GATINEAU, Qc - Même si lors du débat en français le chef libéral Michael Ignatieff a écarté la nécessité de rouvrir toutes discussions constitutionnelles, il ne croit pas que cela va lui nuire auprès des électeurs québécois qui ont ce sujet à coeur.
Pour le chef libéral, la réintégration du Québec dans la Constitution canadienne n'est pas une priorité car il ne s'agit pas de l'une des grandes préoccupations de la population, a-t-il expliqué mercredi soir lors du débat des chefs.
En point de presse à Gatineau jeudi, à l'occasion d'une annonce électorale, M. Ignatieff a plutôt soutenu que le Canada doit faire ses preuves à chaque jour.
De cette façon, les Québécois pourront voir que le Canada est une formule qui fonctionne, a-t-il insisté.
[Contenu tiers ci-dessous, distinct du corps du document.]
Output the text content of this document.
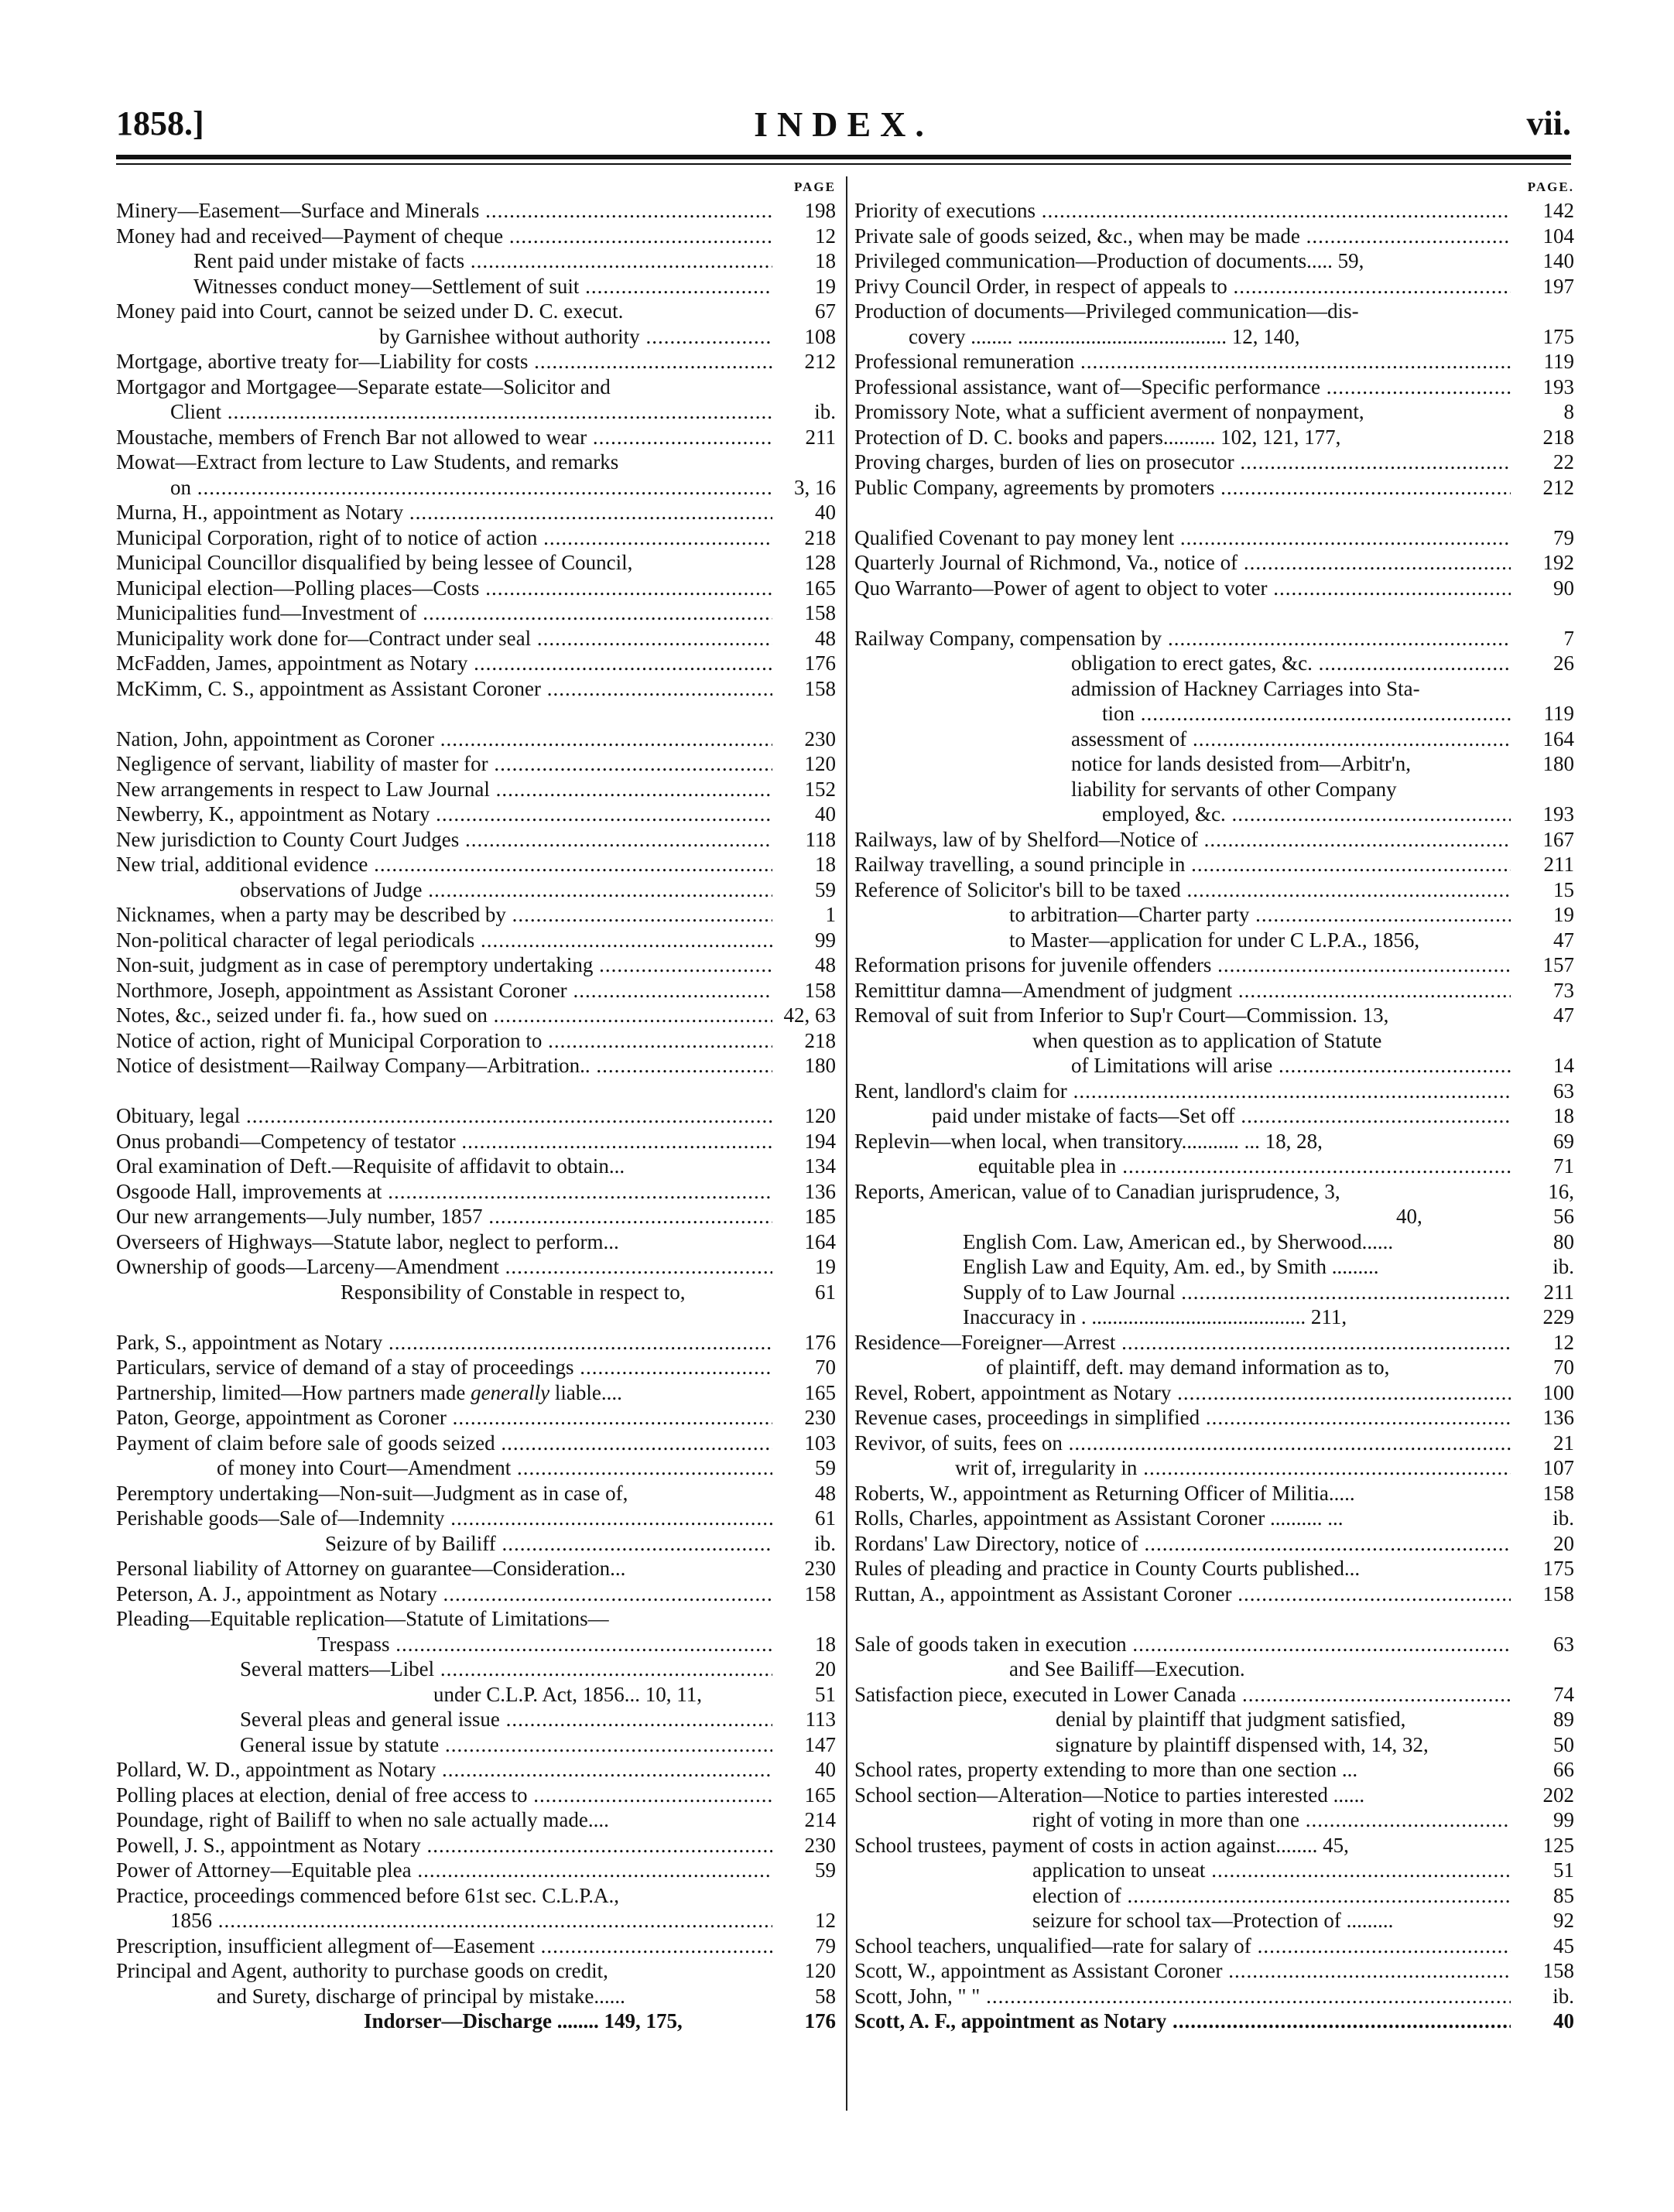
1858.]	INDEX.	vii.
PAGE
Minery—Easement—Surface and Minerals .....	198
Money had and received—Payment of cheque .....	12
Rent paid under mistake of facts .....	18
Witnesses conduct money—Settlement of suit .....	19
Money paid into Court, cannot be seized under D. C. execut.	67
by Garnishee without authority .....	108
Mortgage, abortive treaty for—Liability for costs .....	212
Mortgagor and Mortgagee—Separate estate—Solicitor and
Client .....	ib.
Moustache, members of French Bar not allowed to wear .....	211
Mowat—Extract from lecture to Law Students, and remarks
on .....	3, 16
Murna, H., appointment as Notary .....	40
Municipal Corporation, right of to notice of action .....	218
Municipal Councillor disqualified by being lessee of Council,	128
Municipal election—Polling places—Costs .....	165
Municipalities fund—Investment of .....	158
Municipality work done for—Contract under seal .....	48
McFadden, James, appointment as Notary .....	176
McKimm, C. S., appointment as Assistant Coroner .....	158
Nation, John, appointment as Coroner .....	230
Negligence of servant, liability of master for .....	120
New arrangements in respect to Law Journal .....	152
Newberry, K., appointment as Notary .....	40
New jurisdiction to County Court Judges .....	118
New trial, additional evidence .....	18
observations of Judge .....	59
Nicknames, when a party may be described by .....	1
Non-political character of legal periodicals .....	99
Non-suit, judgment as in case of peremptory undertaking .....	48
Northmore, Joseph, appointment as Assistant Coroner .....	158
Notes, &c., seized under fi. fa., how sued on .....	42, 63
Notice of action, right of Municipal Corporation to .....	218
Notice of desistment—Railway Company—Arbitration.. .....	180
Obituary, legal .....	120
Onus probandi—Competency of testator .....	194
Oral examination of Deft.—Requisite of affidavit to obtain...	134
Osgoode Hall, improvements at .....	136
Our new arrangements—July number, 1857 .....	185
Overseers of Highways—Statute labor, neglect to perform...	164
Ownership of goods—Larceny—Amendment .....	19
Responsibility of Constable in respect to,	61
Park, S., appointment as Notary .....	176
Particulars, service of demand of a stay of proceedings .....	70
Partnership, limited—How partners made generally liable....	165
Paton, George, appointment as Coroner .....	230
Payment of claim before sale of goods seized .....	103
of money into Court—Amendment .....	59
Peremptory undertaking—Non-suit—Judgment as in case of,	48
Perishable goods—Sale of—Indemnity .....	61
Seizure of by Bailiff .....	ib.
Personal liability of Attorney on guarantee—Consideration...	230
Peterson, A. J., appointment as Notary .....	158
Pleading—Equitable replication—Statute of Limitations—
Trespass .....	18
Several matters—Libel .....	20
under C.L.P. Act, 1856... 10, 11,	51
Several pleas and general issue .....	113
General issue by statute .....	147
Pollard, W. D., appointment as Notary .....	40
Polling places at election, denial of free access to .....	165
Poundage, right of Bailiff to when no sale actually made....	214
Powell, J. S., appointment as Notary .....	230
Power of Attorney—Equitable plea .....	59
Practice, proceedings commenced before 61st sec. C.L.P.A.,
1856 .....	12
Prescription, insufficient allegment of—Easement .....	79
Principal and Agent, authority to purchase goods on credit,	120
and Surety, discharge of principal by mistake......	58
Indorser—Discharge ........ 149, 175,	176
PAGE.
Priority of executions .....	142
Private sale of goods seized, &c., when may be made .....	104
Privileged communication—Production of documents..... 59,	140
Privy Council Order, in respect of appeals to .....	197
Production of documents—Privileged communication—dis-
covery ........ ........................................ 12, 140,	175
Professional remuneration .....	119
Professional assistance, want of—Specific performance .....	193
Promissory Note, what a sufficient averment of nonpayment,	8
Protection of D. C. books and papers.......... 102, 121, 177,	218
Proving charges, burden of lies on prosecutor .....	22
Public Company, agreements by promoters .....	212
Qualified Covenant to pay money lent .....	79
Quarterly Journal of Richmond, Va., notice of .....	192
Quo Warranto—Power of agent to object to voter .....	90
Railway Company, compensation by .....	7
obligation to erect gates, &c. .....	26
admission of Hackney Carriages into Sta-
tion .....	119
assessment of .....	164
notice for lands desisted from—Arbitr'n,	180
liability for servants of other Company
employed, &c. .....	193
Railways, law of by Shelford—Notice of .....	167
Railway travelling, a sound principle in .....	211
Reference of Solicitor's bill to be taxed .....	15
to arbitration—Charter party .....	19
to Master—application for under C L.P.A., 1856,	47
Reformation prisons for juvenile offenders .....	157
Remittitur damna—Amendment of judgment .....	73
Removal of suit from Inferior to Sup'r Court—Commission. 13,	47
when question as to application of Statute
of Limitations will arise .....	14
Rent, landlord's claim for .....	63
paid under mistake of facts—Set off .....	18
Replevin—when local, when transitory........... ... 18, 28,	69
equitable plea in .....	71
Reports, American, value of to Canadian jurisprudence, 3,	16,
40,	56
English Com. Law, American ed., by Sherwood......	80
English Law and Equity, Am. ed., by Smith .........	ib.
Supply of to Law Journal .....	211
Inaccuracy in . ......................................... 211,	229
Residence—Foreigner—Arrest .....	12
of plaintiff, deft. may demand information as to,	70
Revel, Robert, appointment as Notary .....	100
Revenue cases, proceedings in simplified .....	136
Revivor, of suits, fees on .....	21
writ of, irregularity in .....	107
Roberts, W., appointment as Returning Officer of Militia.....	158
Rolls, Charles, appointment as Assistant Coroner .......... ...	ib.
Rordans' Law Directory, notice of .....	20
Rules of pleading and practice in County Courts published...	175
Ruttan, A., appointment as Assistant Coroner .....	158
Sale of goods taken in execution .....	63
and See Bailiff—Execution.
Satisfaction piece, executed in Lower Canada .....	74
denial by plaintiff that judgment satisfied,	89
signature by plaintiff dispensed with, 14, 32,	50
School rates, property extending to more than one section ...	66
School section—Alteration—Notice to parties interested ......	202
right of voting in more than one .....	99
School trustees, payment of costs in action against........ 45,	125
application to unseat .....	51
election of .....	85
seizure for school tax—Protection of .........	92
School teachers, unqualified—rate for salary of .....	45
Scott, W., appointment as Assistant Coroner .....	158
Scott, John, " " .....	ib.
Scott, A. F., appointment as Notary .....	40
Ouvrant légèrement la porte, il a ajouté que si un jour se présente où il sera possible de faire des progrès au sujet de la Constitution, il va le saisir.
Questionné à savoir si un gouvernement libéral permettrait au Québec de rapatrier ses pouvoirs en culture — et les fonds fédéraux — comme tente de le négocier depuis quelque temps le premier ministre québécois Jean Charest, le chef des libéraux s'est fait plus évasif.
Sans répondre directement à la question, mais semblant fermer la porte à redonner au Québec tous les pouvoirs revendiqués en culture, il a indiqué que le fédéral a un rôle important à jouer et qu'il privilégie une approche où les deux gouvernements pourront travailler ensemble.